On January 3, 2017, Desmond shot and killed his wife Shanna, his 10-year-old daughter Arya and his mother Brenda, and then he aimed the gun at himself.
Dussett is one of the last witnesses expected to testify in the death investigation.
The preventability hypothesis of this tragedy is at the core of the hearing in Port Hawkesbury, New Hampshire, as evidence is being collected to make recommendations on how to prevent future deaths.
The bureaucratic hurdle that prevented Desmond from hiring a clinical care manager-the person who helped him transition to life after the military and inpatient care-was that the Department of Veterans Affairs only intermittently offered a course that taught her how to use the electronic system to submit her notes.
Although Doucette spoke with Helen Luedee, the clinical care manager, on August 16, 2016 (one day after Desmond was discharged from the hospital), this delay occurred.
They will not be able to meet until November 30, 2016.
“Personally, as not [Veterans Affairs Canada], But working as an individual [there], I think the delay is a bit, well, there are major bureaucratic obstacles that complicate the process,” Doucette told the investigation.
The Department of Veterans Affairs seems to agree.
Internal review recommended changes
An internal review conducted by the federal department after the death found that none of its employees had made “any procedural errors”, but it stated in its improvement suggestions that the course to prevent Luedee from dating Desmond “should be completed in an emergency. Needed. The basis for the case immediately supported.”
Doucette could not say whether the improvement proposal has been adopted.
Desmond was first diagnosed with severe post-traumatic stress disorder by a military psychiatrist in 2011, which was related to a seven-month trip in Afghanistan in 2007.
Although he received treatment in the years after his diagnosis, he never recovered.

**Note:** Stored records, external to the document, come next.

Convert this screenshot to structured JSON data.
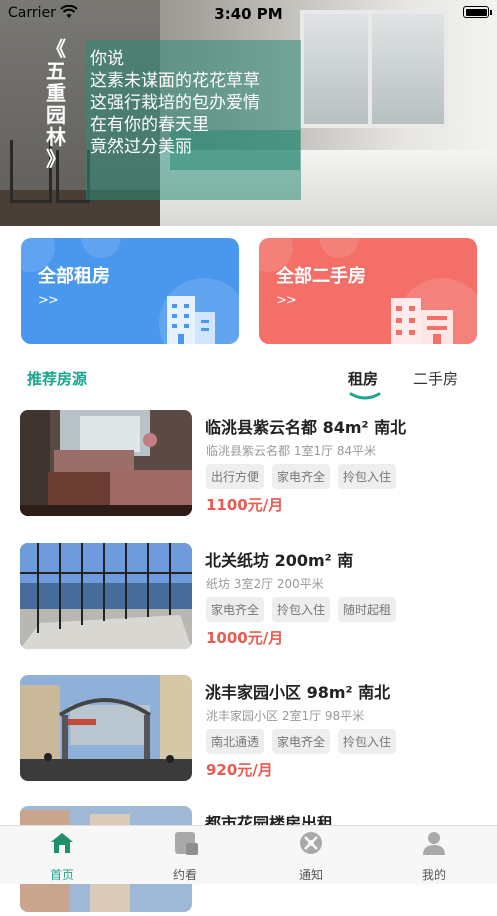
{
  "status_bar": {
    "carrier": "Carrier",
    "time": "3:40 PM"
  },
  "hero": {
    "brand_chars": [
      "《",
      "五",
      "重",
      "园",
      "林",
      "》"
    ],
    "poem": [
      "你说",
      "这素未谋面的花花草草",
      "这强行栽培的包办爱情",
      "在有你的春天里",
      "竟然过分美丽"
    ]
  },
  "cards": {
    "rent": {
      "title": "全部租房",
      "arrows": ">>",
      "color": "#4a97ee"
    },
    "second_hand": {
      "title": "全部二手房",
      "arrows": ">>",
      "color": "#f36f68"
    }
  },
  "section": {
    "title": "推荐房源",
    "tabs": [
      "租房",
      "二手房"
    ],
    "active_tab": "租房",
    "accent": "#1aa58f"
  },
  "listings": [
    {
      "name": "临洮县紫云名都 84m² 南北",
      "sub": "临洮县紫云名都 1室1厅 84平米",
      "tags": [
        "出行方便",
        "家电齐全",
        "拎包入住"
      ],
      "price": "1100元/月"
    },
    {
      "name": "北关纸坊 200m² 南",
      "sub": "纸坊 3室2厅 200平米",
      "tags": [
        "家电齐全",
        "拎包入住",
        "随时起租"
      ],
      "price": "1000元/月"
    },
    {
      "name": " 洮丰家园小区 98m² 南北",
      "sub": "洮丰家园小区 2室1厅 98平米",
      "tags": [
        "南北通透",
        "家电齐全",
        "拎包入住"
      ],
      "price": "920元/月"
    },
    {
      "name": "都市花园楼房出租",
      "sub": "",
      "tags": [],
      "price": ""
    }
  ],
  "tabbar": [
    {
      "label": "首页",
      "icon": "home-icon",
      "active": true
    },
    {
      "label": "约看",
      "icon": "appointment-icon",
      "active": false
    },
    {
      "label": "通知",
      "icon": "notification-icon",
      "active": false
    },
    {
      "label": "我的",
      "icon": "profile-icon",
      "active": false
    }
  ],
  "colors": {
    "price": "#e85a52",
    "accent": "#1aa58f"
  }
}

Dussett testified that Desmond’s psychologist in Fredericton told her that he hoped to stabilize the veteran’s mental health through hospitalization.

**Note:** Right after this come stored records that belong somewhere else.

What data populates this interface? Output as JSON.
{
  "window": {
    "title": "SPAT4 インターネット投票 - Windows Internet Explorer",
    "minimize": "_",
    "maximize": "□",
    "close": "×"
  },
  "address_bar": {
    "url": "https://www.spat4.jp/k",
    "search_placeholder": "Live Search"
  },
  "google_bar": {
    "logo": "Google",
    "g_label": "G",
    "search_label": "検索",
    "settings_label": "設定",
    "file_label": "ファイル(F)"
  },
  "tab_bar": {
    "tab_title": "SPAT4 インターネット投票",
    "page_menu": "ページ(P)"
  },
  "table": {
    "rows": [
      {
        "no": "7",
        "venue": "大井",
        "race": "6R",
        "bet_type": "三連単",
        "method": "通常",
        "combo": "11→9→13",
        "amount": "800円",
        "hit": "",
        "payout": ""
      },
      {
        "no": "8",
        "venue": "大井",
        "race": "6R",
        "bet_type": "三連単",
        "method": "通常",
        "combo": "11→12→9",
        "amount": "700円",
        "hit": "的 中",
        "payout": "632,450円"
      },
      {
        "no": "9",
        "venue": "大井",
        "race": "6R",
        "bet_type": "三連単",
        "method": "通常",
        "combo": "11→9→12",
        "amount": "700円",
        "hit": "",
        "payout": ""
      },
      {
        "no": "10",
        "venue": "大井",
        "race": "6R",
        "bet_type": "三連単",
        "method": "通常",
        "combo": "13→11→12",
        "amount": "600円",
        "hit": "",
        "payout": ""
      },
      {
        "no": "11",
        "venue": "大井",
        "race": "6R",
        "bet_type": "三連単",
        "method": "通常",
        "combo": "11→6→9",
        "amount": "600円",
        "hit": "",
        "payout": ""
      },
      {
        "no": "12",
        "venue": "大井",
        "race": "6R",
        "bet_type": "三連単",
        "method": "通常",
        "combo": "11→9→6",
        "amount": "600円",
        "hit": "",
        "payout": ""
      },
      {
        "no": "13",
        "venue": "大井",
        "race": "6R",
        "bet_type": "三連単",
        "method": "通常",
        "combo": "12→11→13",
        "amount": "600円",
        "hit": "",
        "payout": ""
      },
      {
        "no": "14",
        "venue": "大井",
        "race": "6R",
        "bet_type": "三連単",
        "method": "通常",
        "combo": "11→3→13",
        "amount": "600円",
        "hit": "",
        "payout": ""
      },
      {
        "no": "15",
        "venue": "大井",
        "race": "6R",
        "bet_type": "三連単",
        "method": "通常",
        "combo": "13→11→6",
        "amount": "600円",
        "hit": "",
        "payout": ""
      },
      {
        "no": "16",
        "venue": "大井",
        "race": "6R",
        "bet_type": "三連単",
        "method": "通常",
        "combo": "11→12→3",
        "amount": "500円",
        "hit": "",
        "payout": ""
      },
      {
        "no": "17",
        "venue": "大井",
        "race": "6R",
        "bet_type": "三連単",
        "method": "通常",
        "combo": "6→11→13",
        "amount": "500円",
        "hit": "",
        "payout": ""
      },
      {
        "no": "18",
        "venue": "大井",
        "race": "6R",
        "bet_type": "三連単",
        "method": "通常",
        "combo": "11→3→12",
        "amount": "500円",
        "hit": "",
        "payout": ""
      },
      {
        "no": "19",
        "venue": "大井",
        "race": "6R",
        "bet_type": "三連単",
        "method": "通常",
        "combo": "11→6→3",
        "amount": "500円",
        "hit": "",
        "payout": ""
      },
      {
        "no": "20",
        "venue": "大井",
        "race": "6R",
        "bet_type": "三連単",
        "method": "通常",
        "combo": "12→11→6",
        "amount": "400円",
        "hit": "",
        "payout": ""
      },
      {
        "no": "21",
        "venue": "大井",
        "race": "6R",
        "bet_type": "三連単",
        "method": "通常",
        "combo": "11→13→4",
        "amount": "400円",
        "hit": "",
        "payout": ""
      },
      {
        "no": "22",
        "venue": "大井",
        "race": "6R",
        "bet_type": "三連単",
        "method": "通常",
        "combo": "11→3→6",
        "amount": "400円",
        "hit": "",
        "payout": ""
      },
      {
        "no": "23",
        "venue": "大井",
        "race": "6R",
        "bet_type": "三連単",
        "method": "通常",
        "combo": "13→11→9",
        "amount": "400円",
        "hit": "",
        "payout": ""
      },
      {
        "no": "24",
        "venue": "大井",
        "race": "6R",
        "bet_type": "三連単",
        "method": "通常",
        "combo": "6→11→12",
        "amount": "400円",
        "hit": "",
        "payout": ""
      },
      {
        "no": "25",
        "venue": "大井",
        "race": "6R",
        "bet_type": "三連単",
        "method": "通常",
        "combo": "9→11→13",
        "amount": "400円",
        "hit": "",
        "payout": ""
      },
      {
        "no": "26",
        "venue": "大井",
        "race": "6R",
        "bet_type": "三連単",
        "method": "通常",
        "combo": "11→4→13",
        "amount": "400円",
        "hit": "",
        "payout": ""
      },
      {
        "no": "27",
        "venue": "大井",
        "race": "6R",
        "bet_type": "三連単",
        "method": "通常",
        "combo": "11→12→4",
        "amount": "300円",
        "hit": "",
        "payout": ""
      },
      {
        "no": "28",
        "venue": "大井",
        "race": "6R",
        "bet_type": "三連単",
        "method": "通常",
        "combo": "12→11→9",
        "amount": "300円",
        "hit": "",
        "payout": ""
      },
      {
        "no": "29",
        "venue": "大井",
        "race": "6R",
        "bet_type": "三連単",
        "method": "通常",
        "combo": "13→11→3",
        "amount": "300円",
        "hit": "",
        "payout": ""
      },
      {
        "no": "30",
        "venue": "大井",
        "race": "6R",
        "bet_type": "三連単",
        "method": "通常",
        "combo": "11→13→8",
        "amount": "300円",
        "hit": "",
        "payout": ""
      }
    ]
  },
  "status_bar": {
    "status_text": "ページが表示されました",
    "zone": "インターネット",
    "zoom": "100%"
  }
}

After that, he hoped that Desmond would be stable enough to start trauma treatment at the Occupational Stress Injury Clinic in New Brunswick.
But Desmond’s home in Oromocto, New Hampshire was sold while he was in a mental hospital in Montreal. He chose to move back to Nova Scotia immediately after his release.

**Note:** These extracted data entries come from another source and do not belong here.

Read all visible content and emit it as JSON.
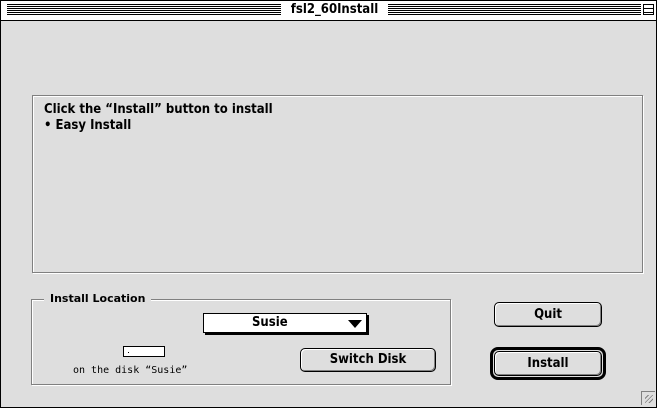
{
  "window": {
    "title": "fsl2_60Install"
  },
  "message": {
    "line1": "Click the “Install” button to install",
    "line2": "• Easy Install"
  },
  "install_location": {
    "legend": "Install Location",
    "selected_disk": "Susie",
    "disk_caption": "on the disk “Susie”"
  },
  "buttons": {
    "switch_disk": "Switch Disk",
    "quit": "Quit",
    "install": "Install"
  },
  "icons": {
    "zoom": "zoom-box-icon",
    "popup_arrow": "down-triangle-icon",
    "disk": "disk-icon",
    "grow": "grow-box-icon"
  }
}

“When someone receives treatment, it’s not an ideal situation-Saint Anne once stated that when they know there is a team that can work with them after release, they will accept the person receiving treatment,” Dussett testified on Tuesday. Say.
“It is unusual to free a person from hospitalization without resources.”
Doucette said that she chose to continue as his case manager temporarily after he moved, so that he could have some continuous care.
When asked if she would take a different approach, Doucette pointed out that she thought she could not predict what happened on January 3, 2017.
But she said this prompted her to change her practice. Although she left the Canadian Department of Veterans Affairs to practice in the community in 2019, she said that she now asks clients more directly about conflict and violence in their relationship.